Young people are still suffering while being housed in unregulated settings. So when will the Minister finally end the utter scandal of children being abandoned in unregulated placements? This challenge is way too big for the Department for Education; it needs a cross-government partnership approach. My noble friend Lord McConnell used a really good word that we should think about: “stickability”. I know exactly what he means—I think we all do—and it is the right word to apply to this issue. To answer the challenge of the noble Lord, Lord Addington, if the Government took this approach, we on these Benches would not just support the Government but champion it, help to embed it and deliver it in government. I do not know what more I can say by way of encouragement and support for action from the position of Opposition.
The right reverend Prelate the Bishop of Durham spoke specifically about children in the north-east, and so he should, not just because that is where he is based but because child poverty rates have risen to the highest level for over 20 years there. This is not the legacy of the last Labour Government; this is all about political choices. If we are not here to tackle these issues, what on earth are we doing? I know that we are not particularly party political in this House, but the situation we face today, especially in the north-east, is a direct consequence of decisions made by the Government since 2010. The only way we will have any chance of addressing this is if we make different decisions and choices.
Anne Longfield’s Hidden in Plain Sight takes a thoroughly deep dive—that is the beauty of it—into the experience of children with special educational needs and that of their parents, laying down the gauntlet to the Government with several proposals. Yet it too often feels like the Government have nothing of substance to say. The SEND review consultation response is perpetually delayed, and these children are being constantly let down during this delay. When can we and these children across the country finally expect the response?
The report also recommends that
“The Government leads a national mission”—
missions are very fashionable right now; I get what they are, so this is not a bad description and it works for me—
“to identify and remove racial bias in the systems that are currently failing”
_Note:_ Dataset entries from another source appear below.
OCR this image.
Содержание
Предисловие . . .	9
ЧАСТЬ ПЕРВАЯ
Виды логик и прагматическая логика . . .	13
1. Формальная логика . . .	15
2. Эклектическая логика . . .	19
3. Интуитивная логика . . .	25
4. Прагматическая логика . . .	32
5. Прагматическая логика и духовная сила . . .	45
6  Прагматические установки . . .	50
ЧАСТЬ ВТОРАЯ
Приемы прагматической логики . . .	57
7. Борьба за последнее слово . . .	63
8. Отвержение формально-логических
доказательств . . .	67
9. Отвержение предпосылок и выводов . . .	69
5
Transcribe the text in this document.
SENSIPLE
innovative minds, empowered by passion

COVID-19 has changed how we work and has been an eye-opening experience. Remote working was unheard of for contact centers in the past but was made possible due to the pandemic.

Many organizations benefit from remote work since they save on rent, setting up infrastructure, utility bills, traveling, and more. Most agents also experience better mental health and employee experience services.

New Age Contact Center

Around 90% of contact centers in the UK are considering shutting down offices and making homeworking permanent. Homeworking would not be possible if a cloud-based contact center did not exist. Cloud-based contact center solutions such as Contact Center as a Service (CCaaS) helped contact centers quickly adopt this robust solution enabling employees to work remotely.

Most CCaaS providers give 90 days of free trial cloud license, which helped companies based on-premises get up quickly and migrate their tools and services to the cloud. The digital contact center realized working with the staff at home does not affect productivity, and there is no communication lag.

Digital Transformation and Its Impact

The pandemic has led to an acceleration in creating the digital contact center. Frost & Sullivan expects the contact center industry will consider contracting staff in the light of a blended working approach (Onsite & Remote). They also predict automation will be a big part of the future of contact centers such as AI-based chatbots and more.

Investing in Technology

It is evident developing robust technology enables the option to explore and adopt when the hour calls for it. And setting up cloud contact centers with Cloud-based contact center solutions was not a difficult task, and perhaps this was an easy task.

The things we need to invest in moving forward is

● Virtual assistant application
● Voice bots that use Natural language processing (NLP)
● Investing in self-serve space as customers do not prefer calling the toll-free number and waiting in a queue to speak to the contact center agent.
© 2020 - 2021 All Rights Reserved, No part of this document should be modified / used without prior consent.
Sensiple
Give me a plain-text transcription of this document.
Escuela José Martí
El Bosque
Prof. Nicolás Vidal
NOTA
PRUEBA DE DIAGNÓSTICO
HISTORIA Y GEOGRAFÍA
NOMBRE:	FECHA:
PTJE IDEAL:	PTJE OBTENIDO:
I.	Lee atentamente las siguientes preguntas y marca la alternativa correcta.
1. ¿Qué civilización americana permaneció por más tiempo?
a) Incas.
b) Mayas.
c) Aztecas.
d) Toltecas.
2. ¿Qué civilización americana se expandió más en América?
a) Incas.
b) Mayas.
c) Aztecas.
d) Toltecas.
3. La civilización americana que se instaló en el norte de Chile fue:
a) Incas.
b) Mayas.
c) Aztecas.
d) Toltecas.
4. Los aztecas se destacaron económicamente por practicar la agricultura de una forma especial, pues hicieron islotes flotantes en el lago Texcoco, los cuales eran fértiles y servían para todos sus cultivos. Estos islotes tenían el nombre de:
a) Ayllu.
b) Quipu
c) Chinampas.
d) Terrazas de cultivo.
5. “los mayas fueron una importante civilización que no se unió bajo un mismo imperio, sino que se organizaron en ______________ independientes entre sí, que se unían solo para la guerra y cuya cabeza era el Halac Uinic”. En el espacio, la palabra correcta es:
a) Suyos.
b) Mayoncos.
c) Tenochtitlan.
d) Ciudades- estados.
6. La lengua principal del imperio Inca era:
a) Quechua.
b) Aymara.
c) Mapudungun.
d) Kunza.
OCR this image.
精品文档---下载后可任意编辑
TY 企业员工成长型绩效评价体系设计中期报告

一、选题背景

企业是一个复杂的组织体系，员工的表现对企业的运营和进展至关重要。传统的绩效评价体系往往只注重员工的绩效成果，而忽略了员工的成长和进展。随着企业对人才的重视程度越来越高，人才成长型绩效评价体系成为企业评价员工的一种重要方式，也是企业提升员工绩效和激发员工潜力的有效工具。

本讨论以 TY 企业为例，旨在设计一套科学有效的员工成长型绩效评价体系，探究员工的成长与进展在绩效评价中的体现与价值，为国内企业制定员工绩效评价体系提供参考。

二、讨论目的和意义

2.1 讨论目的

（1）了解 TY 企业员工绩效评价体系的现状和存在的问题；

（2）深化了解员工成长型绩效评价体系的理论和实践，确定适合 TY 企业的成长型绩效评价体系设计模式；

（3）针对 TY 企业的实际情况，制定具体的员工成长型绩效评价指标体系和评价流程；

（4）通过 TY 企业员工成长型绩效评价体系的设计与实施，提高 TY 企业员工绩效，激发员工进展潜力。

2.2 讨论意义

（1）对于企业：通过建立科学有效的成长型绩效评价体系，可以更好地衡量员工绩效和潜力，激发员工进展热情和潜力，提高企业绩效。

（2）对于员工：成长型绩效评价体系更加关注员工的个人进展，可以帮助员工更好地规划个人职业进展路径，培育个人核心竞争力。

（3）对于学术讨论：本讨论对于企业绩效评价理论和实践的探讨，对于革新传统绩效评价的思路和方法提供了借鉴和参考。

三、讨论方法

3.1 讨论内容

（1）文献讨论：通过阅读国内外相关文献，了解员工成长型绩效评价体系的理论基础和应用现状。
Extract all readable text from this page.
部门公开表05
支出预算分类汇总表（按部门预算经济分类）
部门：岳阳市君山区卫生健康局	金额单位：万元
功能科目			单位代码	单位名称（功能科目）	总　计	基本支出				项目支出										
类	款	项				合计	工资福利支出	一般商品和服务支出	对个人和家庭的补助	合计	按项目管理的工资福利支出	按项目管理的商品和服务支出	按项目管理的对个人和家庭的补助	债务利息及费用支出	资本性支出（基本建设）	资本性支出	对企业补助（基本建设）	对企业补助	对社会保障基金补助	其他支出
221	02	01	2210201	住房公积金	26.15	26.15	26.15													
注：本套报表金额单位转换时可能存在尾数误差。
too many black and minority ethic children, which is so starkly evidenced in the report’s findings. The Minister probably knows that we on these Benches have already committed to bringing forward specific race equality legislation to tackle this issue. Do the Government intend to do anything similar, even on just this narrow point in the report?
The failure to act early to prevent children and young people falling through the cracks is utterly devasting for the families concerned—of course it is—but, more widely, it exhausts communities. It is a waste of talent and potential, and the institutional safety net, the job of which has always been to help, has worn far too thin: youth services are gone and there is a hollowing out of local government and a lack of strategy. Police are inappropriately getting involved when they are not the best service to be in contact with young people, and schools are fragmented and unaccountable to their communities and to one another. Sure Start is decimated beyond recognition, and the skills and experience that have been lost from that workforce is shattering to think about.
We do not need just another initiative; there has been “initiative-itis” on this agenda, none of which has had an impact. What is really needed, as so many speakers have said, is a long-term strategy devised, ideally, alongside practitioners and service users—and we need it soon. I do not expect the Minister to be able to commit to that this afternoon, but would she at least accept the point we are making again and again, today and in earlier debates, that it is the Government’s job to lead on this and to act?